My current learnings around Large Language Models (LLMs) has lead to me running into more acronyms and terms that have either left my memory or are new to me. I decided a blog post was needed to help me keep track.
NLP
Natural Language Processing. The use of Machine Learning (ML) and Deep Learning (DL) has helped to progress NLP in recent times, especially with ML / DL being used with the large amounts of text data available via the internet.
Stop Words
Not a call to arms to stop words, but an actual classification for a type of words. Stop Words are words like “the” and “and”. Stop Words appear in sentences but are considered insignificant. When removed from a sentence, the sentence can still be read and understood. Stop Words are removed during NLP, and seem to be called Stop Words as they are stopped from proceeding further into the process.
Stemming
Stemming is the act of reducing a word to its stem, or root.
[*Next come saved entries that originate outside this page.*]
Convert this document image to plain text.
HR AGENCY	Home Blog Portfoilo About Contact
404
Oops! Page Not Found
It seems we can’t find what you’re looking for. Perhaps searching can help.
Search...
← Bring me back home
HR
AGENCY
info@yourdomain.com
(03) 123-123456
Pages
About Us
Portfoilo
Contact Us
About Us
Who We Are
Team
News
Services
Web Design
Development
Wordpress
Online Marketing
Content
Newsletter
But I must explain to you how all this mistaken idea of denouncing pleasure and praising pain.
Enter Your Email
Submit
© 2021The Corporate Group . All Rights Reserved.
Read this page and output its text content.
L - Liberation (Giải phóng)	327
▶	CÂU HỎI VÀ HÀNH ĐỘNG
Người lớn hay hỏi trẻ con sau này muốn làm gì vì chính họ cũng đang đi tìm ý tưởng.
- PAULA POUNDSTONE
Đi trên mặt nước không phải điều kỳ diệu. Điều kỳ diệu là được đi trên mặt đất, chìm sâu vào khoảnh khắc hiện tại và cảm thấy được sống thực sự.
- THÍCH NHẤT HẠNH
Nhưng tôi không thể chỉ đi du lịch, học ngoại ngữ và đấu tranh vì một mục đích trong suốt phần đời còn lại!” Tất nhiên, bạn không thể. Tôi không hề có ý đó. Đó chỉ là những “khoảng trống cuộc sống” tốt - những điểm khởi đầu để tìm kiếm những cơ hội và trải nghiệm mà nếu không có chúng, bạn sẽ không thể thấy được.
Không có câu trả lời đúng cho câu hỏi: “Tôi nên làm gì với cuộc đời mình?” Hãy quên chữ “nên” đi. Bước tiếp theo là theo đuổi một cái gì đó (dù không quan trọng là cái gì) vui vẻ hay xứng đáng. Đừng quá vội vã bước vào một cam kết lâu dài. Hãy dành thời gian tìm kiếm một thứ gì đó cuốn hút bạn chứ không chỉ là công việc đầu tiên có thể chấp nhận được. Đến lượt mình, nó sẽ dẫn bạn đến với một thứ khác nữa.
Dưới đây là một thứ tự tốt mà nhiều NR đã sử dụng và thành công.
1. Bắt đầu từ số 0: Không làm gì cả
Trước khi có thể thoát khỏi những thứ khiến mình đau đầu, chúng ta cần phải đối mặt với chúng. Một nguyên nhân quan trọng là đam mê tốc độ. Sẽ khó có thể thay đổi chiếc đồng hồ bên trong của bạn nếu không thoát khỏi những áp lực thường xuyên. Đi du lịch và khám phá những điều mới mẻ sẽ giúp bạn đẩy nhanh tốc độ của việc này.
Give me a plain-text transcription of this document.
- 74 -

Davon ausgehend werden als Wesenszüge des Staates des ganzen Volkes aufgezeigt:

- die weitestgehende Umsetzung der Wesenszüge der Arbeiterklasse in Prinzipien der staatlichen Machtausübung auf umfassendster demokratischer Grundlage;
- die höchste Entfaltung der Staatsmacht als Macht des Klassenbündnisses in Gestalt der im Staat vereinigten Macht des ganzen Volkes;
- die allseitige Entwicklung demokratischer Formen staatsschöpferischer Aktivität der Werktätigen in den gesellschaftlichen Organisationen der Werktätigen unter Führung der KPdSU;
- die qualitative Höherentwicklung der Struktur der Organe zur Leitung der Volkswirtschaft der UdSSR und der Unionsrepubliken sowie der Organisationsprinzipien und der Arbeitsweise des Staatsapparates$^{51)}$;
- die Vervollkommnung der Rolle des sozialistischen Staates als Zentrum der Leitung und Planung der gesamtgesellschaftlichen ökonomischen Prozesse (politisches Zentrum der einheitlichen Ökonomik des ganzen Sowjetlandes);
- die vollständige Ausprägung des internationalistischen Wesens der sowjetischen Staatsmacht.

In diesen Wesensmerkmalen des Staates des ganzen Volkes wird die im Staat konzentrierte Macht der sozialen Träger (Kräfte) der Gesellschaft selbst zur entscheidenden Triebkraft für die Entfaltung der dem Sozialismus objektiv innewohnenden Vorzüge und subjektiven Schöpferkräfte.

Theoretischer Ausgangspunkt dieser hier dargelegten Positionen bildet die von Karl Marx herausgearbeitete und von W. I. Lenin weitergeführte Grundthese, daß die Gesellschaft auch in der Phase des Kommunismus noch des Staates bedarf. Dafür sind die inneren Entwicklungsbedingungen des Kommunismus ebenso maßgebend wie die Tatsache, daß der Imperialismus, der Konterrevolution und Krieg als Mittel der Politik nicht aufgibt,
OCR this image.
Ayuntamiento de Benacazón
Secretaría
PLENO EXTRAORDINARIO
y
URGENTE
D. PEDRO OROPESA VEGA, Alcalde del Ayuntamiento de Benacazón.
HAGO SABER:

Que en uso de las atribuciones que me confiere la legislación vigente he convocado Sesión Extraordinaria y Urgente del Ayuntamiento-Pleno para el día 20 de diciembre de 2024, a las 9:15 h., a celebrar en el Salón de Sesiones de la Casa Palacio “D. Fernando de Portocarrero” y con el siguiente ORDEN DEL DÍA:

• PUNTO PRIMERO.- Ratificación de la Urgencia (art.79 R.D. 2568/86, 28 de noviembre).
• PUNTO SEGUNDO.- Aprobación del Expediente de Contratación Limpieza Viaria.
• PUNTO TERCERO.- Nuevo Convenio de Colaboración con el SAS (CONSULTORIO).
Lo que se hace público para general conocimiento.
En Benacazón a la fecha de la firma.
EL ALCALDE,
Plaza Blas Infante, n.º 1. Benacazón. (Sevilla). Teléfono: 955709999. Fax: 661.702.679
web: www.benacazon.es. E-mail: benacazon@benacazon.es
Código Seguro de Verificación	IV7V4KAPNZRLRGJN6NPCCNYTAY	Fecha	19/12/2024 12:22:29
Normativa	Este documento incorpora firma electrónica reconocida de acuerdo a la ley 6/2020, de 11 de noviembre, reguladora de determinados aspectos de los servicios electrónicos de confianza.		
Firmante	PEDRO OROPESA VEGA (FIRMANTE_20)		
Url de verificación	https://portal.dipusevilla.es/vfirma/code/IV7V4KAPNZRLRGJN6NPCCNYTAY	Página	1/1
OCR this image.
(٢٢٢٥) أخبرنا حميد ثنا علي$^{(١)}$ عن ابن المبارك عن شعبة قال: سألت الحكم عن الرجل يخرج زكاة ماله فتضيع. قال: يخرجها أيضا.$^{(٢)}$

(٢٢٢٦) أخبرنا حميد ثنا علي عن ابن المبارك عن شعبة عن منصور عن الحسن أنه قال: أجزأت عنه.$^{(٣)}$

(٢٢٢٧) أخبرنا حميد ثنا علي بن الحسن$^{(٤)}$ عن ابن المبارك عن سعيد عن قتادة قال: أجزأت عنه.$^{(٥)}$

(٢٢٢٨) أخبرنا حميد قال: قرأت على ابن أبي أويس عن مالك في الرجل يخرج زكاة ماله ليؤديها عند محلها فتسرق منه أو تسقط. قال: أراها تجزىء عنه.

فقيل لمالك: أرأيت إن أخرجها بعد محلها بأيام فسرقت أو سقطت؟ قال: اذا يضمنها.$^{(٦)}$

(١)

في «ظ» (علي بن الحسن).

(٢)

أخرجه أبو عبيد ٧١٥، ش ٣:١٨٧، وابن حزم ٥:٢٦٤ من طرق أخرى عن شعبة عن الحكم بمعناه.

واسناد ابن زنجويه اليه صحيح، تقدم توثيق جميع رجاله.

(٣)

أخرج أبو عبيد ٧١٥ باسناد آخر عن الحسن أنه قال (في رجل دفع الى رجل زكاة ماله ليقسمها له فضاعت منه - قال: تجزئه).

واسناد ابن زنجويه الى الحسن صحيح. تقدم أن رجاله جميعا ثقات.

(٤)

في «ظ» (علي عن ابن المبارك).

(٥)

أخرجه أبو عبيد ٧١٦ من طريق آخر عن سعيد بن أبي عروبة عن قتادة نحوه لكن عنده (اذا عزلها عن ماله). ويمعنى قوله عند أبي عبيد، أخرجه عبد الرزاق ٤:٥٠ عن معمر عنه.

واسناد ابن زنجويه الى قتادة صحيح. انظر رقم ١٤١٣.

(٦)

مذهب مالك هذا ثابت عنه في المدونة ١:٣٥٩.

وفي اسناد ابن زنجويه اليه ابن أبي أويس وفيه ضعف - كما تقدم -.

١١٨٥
This is because some words have the same root meaning, even if they mean it in slightly different ways. Wikipedia gives an example of catty, catlike and cats, all three of which can be stemmed back to the word cat.
Lemmatization
Like stemming, Lemmatization looks to group together words. However, Lemmatization does so whilst trying to also take into effect the meaning of the word and the meaning of the sentence the word is used in. The lemma of better would be good.
Text Normalisation
The process of removing punctuation such as full stops, commas and exclamation marks. Also includes changing the case of all the text involved, e.g. to lower case.
n-grams
An n-gram is a multi word phrase. A single word is a unigram, a two word phrase is a bi-gram, a three word phrase is a tri-gram. n-grams allow ML to consider the text as a whole, rather than the individual words.
Corpus
A corpus is a body of text. It’s a latin word.